The Barcroft Boggart

 

From Memories of Hurstwood Lancashire, 1889, by Tattersall Wilkinson

The following tale is a very ancient one, and probably dates to a time long before the present Barcroft Hall was built.

It is said that the farmer’s wife at Barcroft on rising in the morning would often find the house clean swept, the fire lighted, other household matters attended to by unseen hands. One cold winter's night the farmer called out from his bed-room to his son to rise and fetch in the sheep into the barn for shelter, when a small squeaking voice called up the stairs, "I’ll do it!" After a short time the small voice was again heard, crying out, "I’ve done it! but there was a little brown one that gave me more trouble than all the others! " On examination the following morning, the farmer found that a fine hare had been housed with the sheep. Mortal eyes had as yet never seen the boggart who had proved himself so useful to the household, till the farmer’s son, filled with curiosity to see him, bored a hole through the oaken boards of the ceiling above the chamber where the boggart appeared. Peeping through the hole early one morning he saw a little shrivelled old man, barefooted, sweeping up the floor.

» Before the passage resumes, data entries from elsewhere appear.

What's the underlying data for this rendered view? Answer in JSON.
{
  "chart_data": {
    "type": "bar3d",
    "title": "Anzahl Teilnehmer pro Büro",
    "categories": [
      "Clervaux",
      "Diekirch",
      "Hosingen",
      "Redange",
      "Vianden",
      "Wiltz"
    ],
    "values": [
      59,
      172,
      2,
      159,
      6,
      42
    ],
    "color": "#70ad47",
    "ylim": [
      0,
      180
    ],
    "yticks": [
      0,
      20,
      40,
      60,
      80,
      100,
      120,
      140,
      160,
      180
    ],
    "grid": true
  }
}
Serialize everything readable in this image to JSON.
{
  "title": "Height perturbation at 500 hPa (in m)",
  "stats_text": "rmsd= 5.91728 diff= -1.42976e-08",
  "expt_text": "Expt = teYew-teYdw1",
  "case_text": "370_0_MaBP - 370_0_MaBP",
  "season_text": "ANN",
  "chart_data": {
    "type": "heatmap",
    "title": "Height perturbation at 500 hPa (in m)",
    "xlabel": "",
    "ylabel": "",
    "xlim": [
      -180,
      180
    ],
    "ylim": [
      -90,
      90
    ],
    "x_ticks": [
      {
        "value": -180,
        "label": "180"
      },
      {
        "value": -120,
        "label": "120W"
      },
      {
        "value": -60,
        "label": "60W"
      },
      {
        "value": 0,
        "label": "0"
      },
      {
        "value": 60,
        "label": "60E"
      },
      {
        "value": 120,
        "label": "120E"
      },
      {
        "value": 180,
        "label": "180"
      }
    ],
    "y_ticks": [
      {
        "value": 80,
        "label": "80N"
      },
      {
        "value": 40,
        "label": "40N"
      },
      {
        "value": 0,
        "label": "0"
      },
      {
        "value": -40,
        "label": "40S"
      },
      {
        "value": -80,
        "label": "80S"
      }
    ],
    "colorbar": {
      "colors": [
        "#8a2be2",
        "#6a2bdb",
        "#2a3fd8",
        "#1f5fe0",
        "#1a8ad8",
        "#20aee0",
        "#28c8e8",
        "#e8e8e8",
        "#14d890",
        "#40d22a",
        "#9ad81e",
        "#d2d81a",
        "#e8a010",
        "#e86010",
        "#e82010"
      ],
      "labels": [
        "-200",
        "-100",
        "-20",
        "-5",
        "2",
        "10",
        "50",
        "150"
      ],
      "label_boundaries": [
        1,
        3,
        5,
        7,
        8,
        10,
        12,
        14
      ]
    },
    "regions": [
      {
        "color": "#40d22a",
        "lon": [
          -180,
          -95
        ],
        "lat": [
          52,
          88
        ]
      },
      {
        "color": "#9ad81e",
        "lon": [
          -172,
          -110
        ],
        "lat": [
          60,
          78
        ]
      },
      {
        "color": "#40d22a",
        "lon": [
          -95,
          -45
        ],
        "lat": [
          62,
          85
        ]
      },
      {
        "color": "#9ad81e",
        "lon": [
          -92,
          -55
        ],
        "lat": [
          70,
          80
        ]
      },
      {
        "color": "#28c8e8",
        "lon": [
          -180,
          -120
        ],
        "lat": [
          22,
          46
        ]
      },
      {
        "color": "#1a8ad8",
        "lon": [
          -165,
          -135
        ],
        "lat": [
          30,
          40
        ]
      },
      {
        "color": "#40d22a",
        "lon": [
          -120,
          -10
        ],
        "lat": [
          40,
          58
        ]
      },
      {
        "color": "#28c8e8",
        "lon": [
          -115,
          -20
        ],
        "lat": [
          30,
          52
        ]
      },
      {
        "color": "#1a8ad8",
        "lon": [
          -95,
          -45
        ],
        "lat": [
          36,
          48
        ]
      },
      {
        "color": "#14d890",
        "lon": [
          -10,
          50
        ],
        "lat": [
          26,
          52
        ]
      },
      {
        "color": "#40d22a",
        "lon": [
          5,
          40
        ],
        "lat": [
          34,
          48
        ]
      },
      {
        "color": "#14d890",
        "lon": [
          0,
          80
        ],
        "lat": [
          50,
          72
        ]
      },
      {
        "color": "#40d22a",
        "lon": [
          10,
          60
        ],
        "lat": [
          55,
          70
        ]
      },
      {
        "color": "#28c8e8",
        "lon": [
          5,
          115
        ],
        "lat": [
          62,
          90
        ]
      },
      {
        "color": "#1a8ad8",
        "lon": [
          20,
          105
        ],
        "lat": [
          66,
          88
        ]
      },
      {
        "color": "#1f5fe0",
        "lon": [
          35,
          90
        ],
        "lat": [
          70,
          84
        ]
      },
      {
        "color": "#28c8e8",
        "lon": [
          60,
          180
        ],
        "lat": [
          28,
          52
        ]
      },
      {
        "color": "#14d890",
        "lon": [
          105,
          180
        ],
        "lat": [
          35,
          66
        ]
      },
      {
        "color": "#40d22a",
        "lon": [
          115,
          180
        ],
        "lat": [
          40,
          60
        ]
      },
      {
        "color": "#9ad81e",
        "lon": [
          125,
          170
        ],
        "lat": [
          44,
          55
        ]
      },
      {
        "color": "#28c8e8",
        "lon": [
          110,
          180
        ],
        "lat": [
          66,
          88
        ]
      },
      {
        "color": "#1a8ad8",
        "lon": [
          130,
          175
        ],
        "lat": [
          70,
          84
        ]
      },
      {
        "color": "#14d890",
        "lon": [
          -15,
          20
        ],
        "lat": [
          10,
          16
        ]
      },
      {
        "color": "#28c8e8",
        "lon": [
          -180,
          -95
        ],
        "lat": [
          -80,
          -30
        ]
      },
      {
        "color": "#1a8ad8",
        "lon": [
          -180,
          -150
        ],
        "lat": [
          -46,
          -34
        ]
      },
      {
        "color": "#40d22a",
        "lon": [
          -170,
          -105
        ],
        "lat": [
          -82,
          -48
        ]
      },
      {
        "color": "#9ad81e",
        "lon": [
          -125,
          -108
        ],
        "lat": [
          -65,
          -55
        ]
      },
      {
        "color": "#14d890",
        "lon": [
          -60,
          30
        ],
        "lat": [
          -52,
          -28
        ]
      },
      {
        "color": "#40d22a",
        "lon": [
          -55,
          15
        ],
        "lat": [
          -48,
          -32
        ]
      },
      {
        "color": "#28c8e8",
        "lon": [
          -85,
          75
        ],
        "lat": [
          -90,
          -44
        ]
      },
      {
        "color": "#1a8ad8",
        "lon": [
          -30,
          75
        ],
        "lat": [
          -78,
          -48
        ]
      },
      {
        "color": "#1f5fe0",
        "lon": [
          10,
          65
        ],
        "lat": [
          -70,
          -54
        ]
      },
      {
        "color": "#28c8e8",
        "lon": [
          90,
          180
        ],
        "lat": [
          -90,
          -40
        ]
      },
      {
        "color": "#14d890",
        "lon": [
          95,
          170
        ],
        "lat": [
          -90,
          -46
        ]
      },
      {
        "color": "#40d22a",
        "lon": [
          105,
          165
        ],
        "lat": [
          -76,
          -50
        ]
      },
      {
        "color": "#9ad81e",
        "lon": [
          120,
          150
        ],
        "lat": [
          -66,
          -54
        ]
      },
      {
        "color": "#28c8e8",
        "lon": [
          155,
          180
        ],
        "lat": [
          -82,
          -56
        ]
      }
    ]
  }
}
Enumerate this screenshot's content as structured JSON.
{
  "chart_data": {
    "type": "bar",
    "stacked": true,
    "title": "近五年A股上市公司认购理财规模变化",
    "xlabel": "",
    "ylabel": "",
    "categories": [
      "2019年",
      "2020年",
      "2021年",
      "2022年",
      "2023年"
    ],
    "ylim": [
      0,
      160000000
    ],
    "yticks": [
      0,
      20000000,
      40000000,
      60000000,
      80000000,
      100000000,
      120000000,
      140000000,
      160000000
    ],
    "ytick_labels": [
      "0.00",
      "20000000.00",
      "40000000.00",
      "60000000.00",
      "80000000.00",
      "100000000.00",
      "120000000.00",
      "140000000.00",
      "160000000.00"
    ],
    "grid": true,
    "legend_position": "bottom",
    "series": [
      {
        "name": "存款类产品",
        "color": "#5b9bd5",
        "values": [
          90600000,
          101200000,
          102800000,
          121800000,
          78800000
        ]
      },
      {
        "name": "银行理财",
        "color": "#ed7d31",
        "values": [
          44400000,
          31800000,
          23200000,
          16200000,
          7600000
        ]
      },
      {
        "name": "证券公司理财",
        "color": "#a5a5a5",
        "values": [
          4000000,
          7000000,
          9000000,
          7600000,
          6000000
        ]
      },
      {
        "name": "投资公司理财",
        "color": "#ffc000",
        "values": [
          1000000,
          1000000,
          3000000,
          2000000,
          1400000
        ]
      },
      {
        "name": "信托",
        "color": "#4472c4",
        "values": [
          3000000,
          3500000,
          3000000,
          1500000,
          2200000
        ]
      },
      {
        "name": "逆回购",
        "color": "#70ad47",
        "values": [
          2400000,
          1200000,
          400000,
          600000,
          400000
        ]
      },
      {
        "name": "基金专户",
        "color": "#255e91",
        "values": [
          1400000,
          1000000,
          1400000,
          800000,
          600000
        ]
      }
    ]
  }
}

Thinking to perform an act of kindness, the boy got a pair of small clogs made for the old man, and placing them by the fireside at night, he rose early in the morning on purpose to look through the hole and see how his well-meant gift was accepted. The elf walked up to the clogs and took them in its hand, and looking at them carefully, it said, "New clogs, new wood, T’hob Thurs will never do any more good!". After this everything went wrong in the household. Mischief of every kind was found each morning - pots broken - cows sick - and, to crown all, the bull was found across the ridging of the house when the farmer rose early one morning for his day’s work. His patience gave way at this last signal proof of the boggart’s malevolence, and packing up his goods, he determined to leave the luckless house. Having loaded a cart with furniture, he proceeded on his way across a small bridge at the bottom of the dough, when he heard a small voice from beneath calling out, "Stop while I’ve tied my clogs, and I’ll go with you!"

"Nay!" replied the farmer; "If tha’at going with me, I’ll go back again!"